The Life of Zbigniew Brzezinski, America's Great Power Prophet

by Edward Luce

Pub Date: May 13th, 2025
ISBN: 9781982173647
Publisher: Avid Reader Press

Comprehensive biography of the influential Sovietologist and international affairs doyen.

Financial Times columnist Luce opens his sprawling—and a touch too long—narrative in Montreal, where Brzezinski (his name “pronounced ‘ZbigNieff BreshinSki,’” Jimmy Carter told his staff) was living while his father served as Poland’s consul general. Brzezinski proved early on an implacable enemy of the Soviet Union after Stalin’s bargain with Hitler to carve up his native land. Attaining American citizenship in 1958, he became an accomplished Sovietologist, one of the few who could speak Russian and Polish and, with his Czech-speaking wife, feel at home in much of Eastern Europe. He fell into the same scholarly orbit as Henry Kissinger at Harvard, an association that was rarely happy: Arthur Schlesinger Jr. later confided in his journal that Kissinger detested Brzezinski, as did Averill Harriman, who called him a “fool” and a “menace,” in part because of Brzezinski’s early Cold War sword rattling.
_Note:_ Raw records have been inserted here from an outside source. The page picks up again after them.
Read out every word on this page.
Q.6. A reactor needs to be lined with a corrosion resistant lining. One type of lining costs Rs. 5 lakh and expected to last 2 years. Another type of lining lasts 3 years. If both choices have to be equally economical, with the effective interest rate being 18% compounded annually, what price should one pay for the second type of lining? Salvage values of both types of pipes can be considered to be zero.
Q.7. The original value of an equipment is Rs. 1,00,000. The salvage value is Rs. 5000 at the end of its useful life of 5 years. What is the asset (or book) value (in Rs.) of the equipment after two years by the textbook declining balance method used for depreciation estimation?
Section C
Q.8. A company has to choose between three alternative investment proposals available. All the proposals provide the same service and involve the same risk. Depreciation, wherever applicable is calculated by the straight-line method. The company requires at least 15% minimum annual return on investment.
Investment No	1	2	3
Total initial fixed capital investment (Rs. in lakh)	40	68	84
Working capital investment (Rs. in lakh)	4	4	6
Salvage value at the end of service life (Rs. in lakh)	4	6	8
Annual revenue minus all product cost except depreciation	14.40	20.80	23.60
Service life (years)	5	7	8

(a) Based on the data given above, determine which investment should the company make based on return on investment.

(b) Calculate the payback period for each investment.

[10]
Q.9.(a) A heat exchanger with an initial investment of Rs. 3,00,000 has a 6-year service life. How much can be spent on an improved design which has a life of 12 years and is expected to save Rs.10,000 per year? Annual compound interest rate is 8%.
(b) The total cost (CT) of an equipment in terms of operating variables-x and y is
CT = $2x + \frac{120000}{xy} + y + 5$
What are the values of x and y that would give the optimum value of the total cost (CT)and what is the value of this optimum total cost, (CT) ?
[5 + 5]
Indeed, Brzezinski was not much liked anywhere: Among other things, many viewed him as antisemitic simply because he was from Poland, “which had had a nasty pattern of turning on its ancient Jewish communities when scapegoats were needed.” There was no basis to that charge, Luce counters, and Brzezinski, while never quite softening his anti-Soviet views, was instrumental in arms-reduction talks as national security adviser to Carter. Still, his counsel remained hawkish overall; advocating that the U.S. sponsor a military coup to overthrow the Shah of Iran to stymie the Islamicist revolution and, at least in some sense, luring the Soviet Union to invade Afghanistan, he insisted that “world politics is not a kindergarten.” Even so, toward the end of his life, Brzezinski was a foe of the U.S. war in Iraq and a prescient champion of newly independent Ukraine and endorsed Barack Obama early on.

A solid work of political and diplomatic history, with much insight into modern geopolitics.